ALİ BOZAN (Devamla) - Evet, özel kanun var. Peki, olağanüstü şart nerede? Bugün acele kamulaştırma yetkisinin EPDK'ye 2030 yılına kadar verilmesi için olağanüstü şart ne? Bugün Komisyon Başkanı dedi ki: "Acele kamulaştırma yapıldıktan sonra zaten mahkemeye gidiyor." Ya, kime anlatıyorsun sen, neyin mahkemesi? Doğa talan edildikten sonra, su talan ettikten sonra, orman talan edildikten sonra hangi mahkemeye gideceksiniz?

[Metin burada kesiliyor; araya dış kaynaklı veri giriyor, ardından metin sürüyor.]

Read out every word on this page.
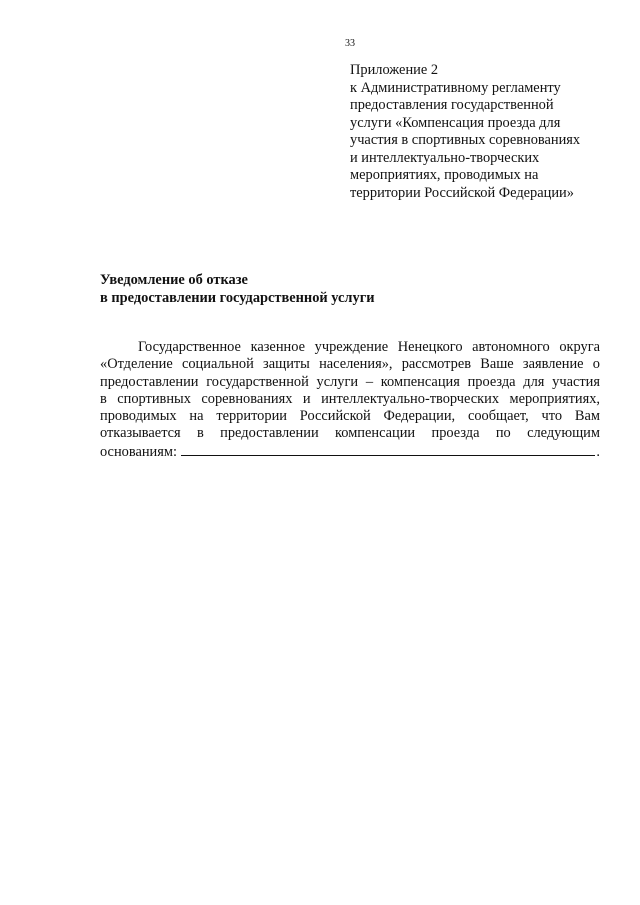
33
Приложение 2
к Административному регламенту
предоставления государственной
услуги «Компенсация проезда для
участия в спортивных соревнованиях
и интеллектуально-творческих
мероприятиях, проводимых на
территории Российской Федерации»
Уведомление об отказе
в предоставлении государственной услуги
Государственное казенное учреждение Ненецкого автономного округа
«Отделение социальной защиты населения», рассмотрев Ваше заявление о
предоставлении государственной услуги – компенсация проезда для участия
в спортивных соревнованиях и интеллектуально-творческих мероприятиях,
проводимых на территории Российской Федерации, сообщает, что Вам
отказывается в предоставлении компенсации проезда по следующим
основаниям:	.
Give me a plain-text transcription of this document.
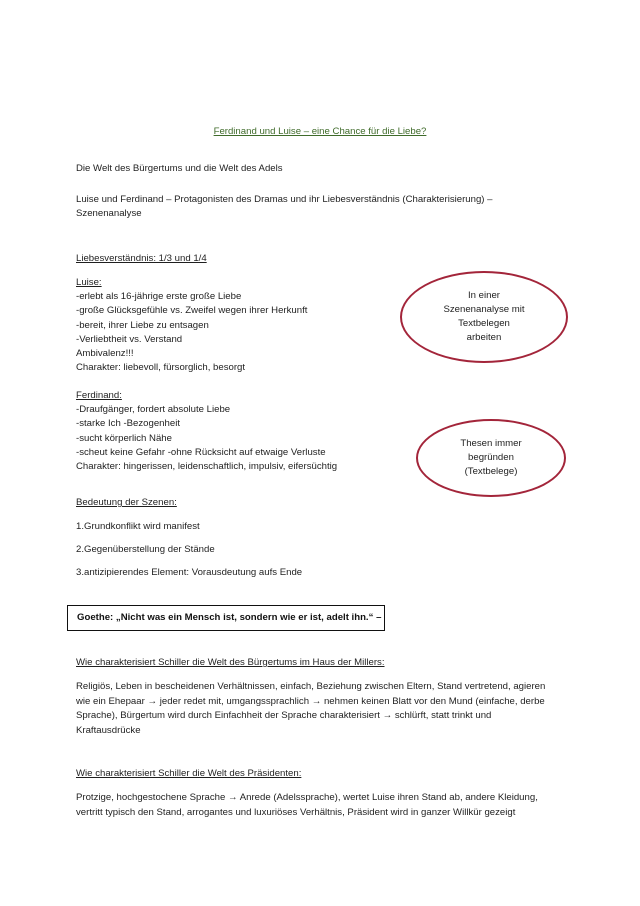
Ferdinand und Luise – eine Chance für die Liebe?
Die Welt des Bürgertums und die Welt des Adels
Luise und Ferdinand – Protagonisten des Dramas und ihr Liebesverständnis (Charakterisierung) –
Szenenanalyse
Liebesverständnis: 1/3 und 1/4
Luise:
-erlebt als 16-jährige erste große Liebe
-große Glücksgefühle vs. Zweifel wegen ihrer Herkunft
-bereit, ihrer Liebe zu entsagen
-Verliebtheit vs. Verstand
Ambivalenz!!!
Charakter: liebevoll, fürsorglich, besorgt
Ferdinand:
-Draufgänger, fordert absolute Liebe
-starke Ich -Bezogenheit
-sucht körperlich Nähe
-scheut keine Gefahr -ohne Rücksicht auf etwaige Verluste
Charakter: hingerissen, leidenschaftlich, impulsiv, eifersüchtig
In einer
Szenenanalyse mit
Textbelegen
arbeiten
Thesen immer
begründen
(Textbelege)
Bedeutung der Szenen:
1.Grundkonflikt wird manifest
2.Gegenüberstellung der Stände
3.antizipierendes Element: Vorausdeutung aufs Ende
Goethe: „Nicht was ein Mensch ist, sondern wie er ist, adelt ihn.“ –
Wie charakterisiert Schiller die Welt des Bürgertums im Haus der Millers:
Religiös, Leben in bescheidenen Verhältnissen, einfach, Beziehung zwischen Eltern, Stand vertretend, agieren wie ein Ehepaar → jeder redet mit, umgangssprachlich → nehmen keinen Blatt vor den Mund (einfache, derbe Sprache), Bürgertum wird durch Einfachheit der Sprache charakterisiert → schlürft, statt trinkt und Kraftausdrücke
Wie charakterisiert Schiller die Welt des Präsidenten:
Protzige, hochgestochene Sprache → Anrede (Adelssprache), wertet Luise ihren Stand ab, andere Kleidung, vertritt typisch den Stand, arrogantes und luxuriöses Verhältnis, Präsident wird in ganzer Willkür gezeigt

Hangi mahkeme o yok edilen zeytinlik alanları geri getirecek?

Teklifin gerekçesinin birçok yerinde şu deniliyor: "Yenilenebilir enerji" Vallahi, biz şunu biliyoruz: Sizin derdiniz yenilenebilir enerji değil, sizin derdiniz yenilebilir, yedirilebilir rant alanları açmak. (DEM PARTİ ve CHP sıralarından alkışlar)

O yüzden AKP ormana zararlıdır, AKP doğaya zararlıdır, AKP suya zararlıdır, AKP toprağa zararlıdır, AKP zeytine zararlıdır diyorum, Genel Kurulu saygıyla sevgiyle selamlıyorum. (DEM PARTİ sıralarından alkışlar)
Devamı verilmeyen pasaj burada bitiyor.